Attempts have been made in modern writings to show Firuz Shah as having been a tolerant monarch, who treated the Hindus in a kind and gentle manner. This is an incorrect assessment belied by facts as it took place during his reign. Firuz’s own writing in his autobiography states the dual purpose of his invasion of Jajnagar (modern Orissa), which is detailed in the next chapter, as ‘massacring the unbelievers and demolishing their temples.’ The book goes on to provide further details of the vigour and relentless severity with which these objectives were pursued by the sultan and his army. It is very obvious that Firuz Shah looked upon his empire as purely a Muslim State where the State benefits would be available only to Muslim subjects. The Hindus, who remained the majority even at this time, were not considered citizens and were treated as non-existent in the broader scheme of policies and other welfare initiatives. No amount of ‘explanations’ by later-day historians can erase the fact that Firuz established and pursued a bigoted religious policy.
Conclusion
Firuz Shah came to the throne of Delhi by default, succeeding his mis-guided cousin Muhammad Tughluq. However, he managed to establish a semblance of stability and bring the turbulence left by the late sultan under control. Being a ‘man of peace’, as he has been described by a number of erudite historians, he did not attempt to improve the territorial holdings of the sultanate.

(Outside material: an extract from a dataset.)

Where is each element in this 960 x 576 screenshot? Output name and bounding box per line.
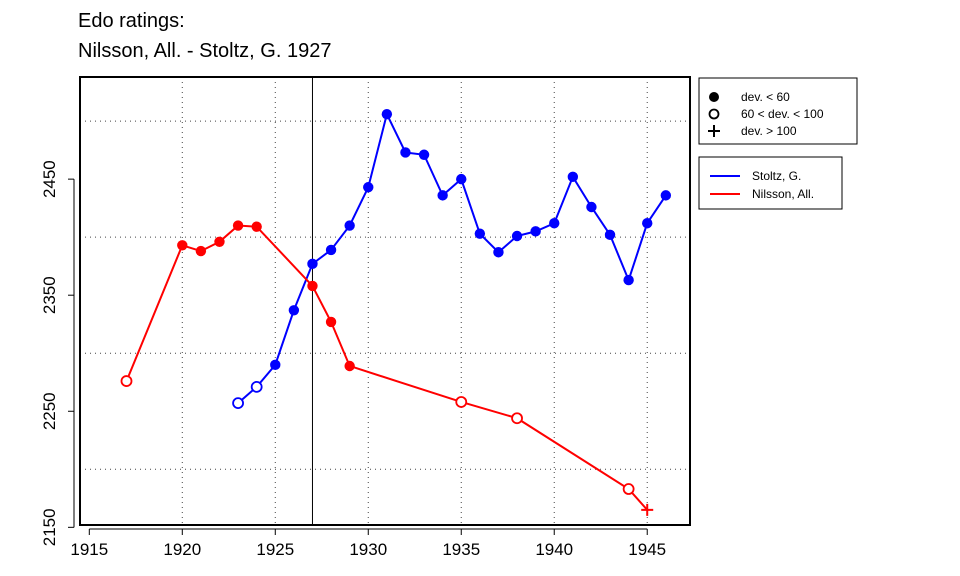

However, an analysis, tempered with great hindsight, reveals that this abhorrence towards military campaigns was more the result of his lack of military skills and warring spirits, not because of a lack of understanding regarding the need to fight and win military campaigns to cement his rule or even for the lack of ambition.
The establishment of a decidedly theocratic State within the sub-continent, for the first time, must be attributed to Firuz Shah—whether as a compliment or as a derogatory achievement. Even this dubious distinction has attracted the attention of modern historians who continually make attempts at trying to project Muslim rulers of the sub-continent as having been the epitomes of tolerance and just rule. These assertions only tend to further entrench the belief of the vile nature of some of these invaders and rulers who cloaked heir avarice for treasure and wealth under the guise of sanctimonious religiosity. However, that was the general character of rulers of the medieval period, especially the ones of the Islamic faith. It is not surprising that Firuz Shah was not the ‘man of peace’ that he is made out to be, but squarely belonged to the ranks of these intolerant and blood-thirsty sultans.